We are compelled to ask the question if anger and compassion can be traveling companions when the battle of racial tension rises to its peak.
Violence for violence sake is never okay. It is demonic to hate someone because of the color of their skin. As a woman of color, I want to raise my children with full confidence that it is the content of their character that matters more than anything else.
We are trying to find the right response while living in a fallen world where racial tensions will never be fully eliminated just like poverty will never be fully eliminated. Our hearts crave for glimpses of heaven. Our God reminds us that evil can never overcome evil but He calls us to overcome evil with good (Romans 12:21). But what does that even mean? We want practical answers even when solutions seem complicated.
With all the struggles that came with the coronavirus crisis, there was a global sense of unity and solidarity. But with the murder of George Floyd, the United States stands more disunited than ever. Yes, there is a time to be angry. Senseless killings call for a time to protest. But a rage that only results in greater chaos and the loss of innocent lives does not reflect any depth of compassion.

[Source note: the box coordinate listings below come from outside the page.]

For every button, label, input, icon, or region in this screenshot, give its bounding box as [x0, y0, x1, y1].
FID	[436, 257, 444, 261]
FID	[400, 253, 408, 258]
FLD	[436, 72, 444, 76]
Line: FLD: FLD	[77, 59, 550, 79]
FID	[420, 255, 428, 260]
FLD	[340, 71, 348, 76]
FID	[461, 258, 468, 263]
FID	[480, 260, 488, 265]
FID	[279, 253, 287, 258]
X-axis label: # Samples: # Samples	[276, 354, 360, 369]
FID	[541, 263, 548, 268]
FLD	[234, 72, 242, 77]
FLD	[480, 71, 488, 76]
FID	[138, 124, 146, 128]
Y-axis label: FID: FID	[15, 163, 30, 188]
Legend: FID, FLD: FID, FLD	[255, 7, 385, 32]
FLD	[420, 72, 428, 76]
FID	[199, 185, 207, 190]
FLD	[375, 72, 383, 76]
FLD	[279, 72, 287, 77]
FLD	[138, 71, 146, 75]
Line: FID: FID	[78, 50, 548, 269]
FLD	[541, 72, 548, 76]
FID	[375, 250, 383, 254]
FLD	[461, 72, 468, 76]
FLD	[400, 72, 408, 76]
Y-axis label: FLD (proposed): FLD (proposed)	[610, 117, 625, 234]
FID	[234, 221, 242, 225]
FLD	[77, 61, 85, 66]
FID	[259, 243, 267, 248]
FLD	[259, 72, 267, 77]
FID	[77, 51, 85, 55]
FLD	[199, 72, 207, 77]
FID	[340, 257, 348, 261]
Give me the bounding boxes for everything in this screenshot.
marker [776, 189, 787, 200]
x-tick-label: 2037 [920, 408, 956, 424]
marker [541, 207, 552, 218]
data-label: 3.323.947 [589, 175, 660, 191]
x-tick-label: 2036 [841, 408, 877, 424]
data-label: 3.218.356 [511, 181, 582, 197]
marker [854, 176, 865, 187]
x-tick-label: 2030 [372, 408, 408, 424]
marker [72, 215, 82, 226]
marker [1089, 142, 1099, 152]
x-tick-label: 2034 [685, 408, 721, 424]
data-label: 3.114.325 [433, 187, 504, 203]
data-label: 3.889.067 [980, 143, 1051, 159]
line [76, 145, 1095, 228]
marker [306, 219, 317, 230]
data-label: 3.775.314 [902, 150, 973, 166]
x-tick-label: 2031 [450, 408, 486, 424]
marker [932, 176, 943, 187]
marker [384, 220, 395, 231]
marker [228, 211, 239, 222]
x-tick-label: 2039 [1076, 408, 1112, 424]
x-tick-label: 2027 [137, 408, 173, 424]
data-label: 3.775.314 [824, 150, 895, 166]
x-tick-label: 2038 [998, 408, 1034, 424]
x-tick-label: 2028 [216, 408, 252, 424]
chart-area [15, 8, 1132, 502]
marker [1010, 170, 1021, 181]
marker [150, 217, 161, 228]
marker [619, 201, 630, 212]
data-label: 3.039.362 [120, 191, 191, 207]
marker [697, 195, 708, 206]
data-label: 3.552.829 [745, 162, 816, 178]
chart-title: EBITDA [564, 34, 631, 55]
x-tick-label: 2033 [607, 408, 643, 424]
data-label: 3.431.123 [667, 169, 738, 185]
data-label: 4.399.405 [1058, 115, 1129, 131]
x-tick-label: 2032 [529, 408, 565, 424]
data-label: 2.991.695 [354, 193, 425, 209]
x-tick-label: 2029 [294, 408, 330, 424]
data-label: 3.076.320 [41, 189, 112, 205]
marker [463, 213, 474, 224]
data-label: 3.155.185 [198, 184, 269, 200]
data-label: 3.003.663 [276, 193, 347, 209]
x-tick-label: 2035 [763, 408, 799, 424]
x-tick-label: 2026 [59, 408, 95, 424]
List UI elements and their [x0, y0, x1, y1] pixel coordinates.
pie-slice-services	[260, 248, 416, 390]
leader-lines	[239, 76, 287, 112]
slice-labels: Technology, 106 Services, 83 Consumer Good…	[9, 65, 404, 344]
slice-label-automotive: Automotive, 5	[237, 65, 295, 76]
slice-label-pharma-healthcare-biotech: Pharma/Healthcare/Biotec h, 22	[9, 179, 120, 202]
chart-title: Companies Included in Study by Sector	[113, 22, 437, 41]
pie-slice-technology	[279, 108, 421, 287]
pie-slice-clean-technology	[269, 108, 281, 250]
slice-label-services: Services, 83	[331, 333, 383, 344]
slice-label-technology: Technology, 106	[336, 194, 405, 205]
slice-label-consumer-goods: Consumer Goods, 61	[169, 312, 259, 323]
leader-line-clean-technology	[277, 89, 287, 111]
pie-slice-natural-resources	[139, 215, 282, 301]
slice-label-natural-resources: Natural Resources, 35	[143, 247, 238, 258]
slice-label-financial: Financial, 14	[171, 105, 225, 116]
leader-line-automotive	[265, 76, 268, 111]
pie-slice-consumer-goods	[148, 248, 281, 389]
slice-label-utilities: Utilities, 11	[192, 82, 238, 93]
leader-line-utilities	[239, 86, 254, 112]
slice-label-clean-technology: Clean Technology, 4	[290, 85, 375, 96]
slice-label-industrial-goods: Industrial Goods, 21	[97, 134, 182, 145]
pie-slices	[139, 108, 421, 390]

So, in a time where anger is justified and compassion is necessary, can these two be traveling companions?
Here are some suggestions for serious consideration:
1.) Beware of the messages you see around you. When you hear that all people are equal but most people in powerful positions consist of white males, know that positions of power do not imply superiority. The superiority of a person does indeed rests in the content of one’s character. That single mother, who is raising her children with care, love, and integrity needs to be respected and esteemed.
2.) Go to the people, build relationships, and learn about them so that we have a greater sense of ‘us’ instead of a “patronizing savior syndrome” that perpetuates a greater us vs. them mentality. We are created in God’s image. Our destinies are interrelated. For most of us living in The United States, this does not have to mean traveling a great deal or making a great effort. It does mean stepping out of the comfort zones we create for ourselves and having a cup of tea with our neighbor who may be of a different color, nationality, sexual orientation, or faith background. Hear their stories. Laugh a little and you may even shed some tears that bring us together.
3.) Intentionally share power. Some people are uncomfortable with the #BlackLivesMatter movement because the truth is that #AllLivesMatter. But the reason that it is important to acknowledge and support the #BlackLivesMatter movement is because non-white lives have been devalued for too long in this country. Yes, it is the predominantly white churches and organizations that have provided aid to millions of people around the world. Yes, it is the predominantly white churches that have planted seeds that will reap eternal harvests. This is the only country that I know of where people value learning the language of the immigrants rather than forcing the immigrants to learn the language of the majority. There is greater goodness to be found in the United States than what we are seeing in the news today. Our personal thoughts, actions, and feelings matter. But consider where there needs to be a paradigm shift. If we follow the God of all who left His throne in heaven to pay for our sins on that old rugged cross, then let us live in a way that reflects some understanding of His heart.